Die neue dreimonatige Kündigungsfrist gelte, so das Landgericht, auch für Altmietverträge, die vor In-Kraft-Treten der Mietrechtsreform, d.h. vor dem 1. September 2001 abgeschlossen waren, und in denen der frühere Kündigungsfristparagraph mit der je nach Wohndauer zwischen 3 und 12 Monaten gestaffelten Kündigungsfrist wiederholt, sinngemäß wiedergegeben oder wortwörtlich abgedruckt ist.
Das alles seien keine vertraglichen Vereinbarungen, die der gesetzlichen Neuregelung vorgehen, entschied das Landgericht. Da die Gesetzesfassung unklar sei, müsse auf den Willen des Gesetzgebers abgestellt werden und der sei eindeutig. Nur echte, ganz bewusst und individuell ausgehandelte Vereinbarungen in Altmietverträgen könnten Vorrang vor der gesetzlichen Neuregelung beanspruchen.
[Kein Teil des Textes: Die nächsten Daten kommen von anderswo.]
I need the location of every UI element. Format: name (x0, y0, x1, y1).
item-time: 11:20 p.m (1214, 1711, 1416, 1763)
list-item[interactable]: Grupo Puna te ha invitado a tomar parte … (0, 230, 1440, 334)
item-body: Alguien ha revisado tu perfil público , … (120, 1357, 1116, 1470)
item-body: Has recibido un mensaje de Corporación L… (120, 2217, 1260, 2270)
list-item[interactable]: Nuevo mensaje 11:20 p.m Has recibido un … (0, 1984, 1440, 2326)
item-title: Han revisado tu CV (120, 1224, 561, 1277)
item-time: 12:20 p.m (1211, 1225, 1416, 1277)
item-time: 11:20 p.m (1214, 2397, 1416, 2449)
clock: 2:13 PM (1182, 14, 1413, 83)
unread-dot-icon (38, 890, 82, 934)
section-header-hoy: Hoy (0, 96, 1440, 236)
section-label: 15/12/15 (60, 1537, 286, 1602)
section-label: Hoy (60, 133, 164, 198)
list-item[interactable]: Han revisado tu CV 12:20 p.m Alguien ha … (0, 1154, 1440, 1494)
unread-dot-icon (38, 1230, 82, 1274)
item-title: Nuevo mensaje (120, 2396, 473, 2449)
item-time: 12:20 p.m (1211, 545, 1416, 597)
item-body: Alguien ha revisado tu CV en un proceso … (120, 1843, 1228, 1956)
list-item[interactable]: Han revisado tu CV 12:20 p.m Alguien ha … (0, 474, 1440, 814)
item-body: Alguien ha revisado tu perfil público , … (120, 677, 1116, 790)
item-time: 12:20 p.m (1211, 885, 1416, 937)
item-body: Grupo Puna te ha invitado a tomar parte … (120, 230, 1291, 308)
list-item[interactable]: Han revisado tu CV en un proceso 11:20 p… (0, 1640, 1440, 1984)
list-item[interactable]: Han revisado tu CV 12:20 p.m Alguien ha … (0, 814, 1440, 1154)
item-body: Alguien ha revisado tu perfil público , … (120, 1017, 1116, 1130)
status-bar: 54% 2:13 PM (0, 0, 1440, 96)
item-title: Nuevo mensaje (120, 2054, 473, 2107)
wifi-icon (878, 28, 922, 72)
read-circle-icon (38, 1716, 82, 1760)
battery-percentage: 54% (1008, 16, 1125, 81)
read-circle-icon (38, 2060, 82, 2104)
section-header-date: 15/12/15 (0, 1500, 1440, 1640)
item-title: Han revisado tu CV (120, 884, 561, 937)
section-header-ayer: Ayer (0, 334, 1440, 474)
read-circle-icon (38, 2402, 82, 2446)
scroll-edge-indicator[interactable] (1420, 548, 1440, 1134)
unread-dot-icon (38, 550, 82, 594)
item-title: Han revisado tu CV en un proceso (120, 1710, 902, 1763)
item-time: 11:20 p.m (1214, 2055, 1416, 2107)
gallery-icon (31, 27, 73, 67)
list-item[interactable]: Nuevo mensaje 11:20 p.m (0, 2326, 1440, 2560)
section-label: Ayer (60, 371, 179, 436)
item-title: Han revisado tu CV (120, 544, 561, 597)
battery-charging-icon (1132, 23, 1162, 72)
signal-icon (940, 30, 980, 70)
Verschiedene Amtsgerichte hatten bisher diese Rechtsfrage unterschiedlich beurteilt. Das Amtsgericht Hamburg (815 BC 22/01) und das Amtsgericht Neuköln (16 C 613/01) entschieden wie das Landgericht Hamburg. Anderer Auffassung waren die Amtsgerichte Steinfurt, Frankfurt, Charlottenburg und Berlin-Tempelhof. Sie gingen davon aus, dass in den umstrittenen Fällen die alten gestaffelten Kündigungsfristen einzuhalten seien (Pressemitteilung Deutscher Mieterbund).
LG Hamburg, Az.: 311 S 53/02
21.08.2002 OLG Nürnberg: Kein Versicherungsschutz bei Unfall mit frisiertem Moped
Wie das OLG Nürnberg in einem kürzlich veröffentlichten Urteil entschied, kann ein Verkehrsteilnehmer, der ein frisiertes Moped fährt, seinen Versicherungsschutz verlieren.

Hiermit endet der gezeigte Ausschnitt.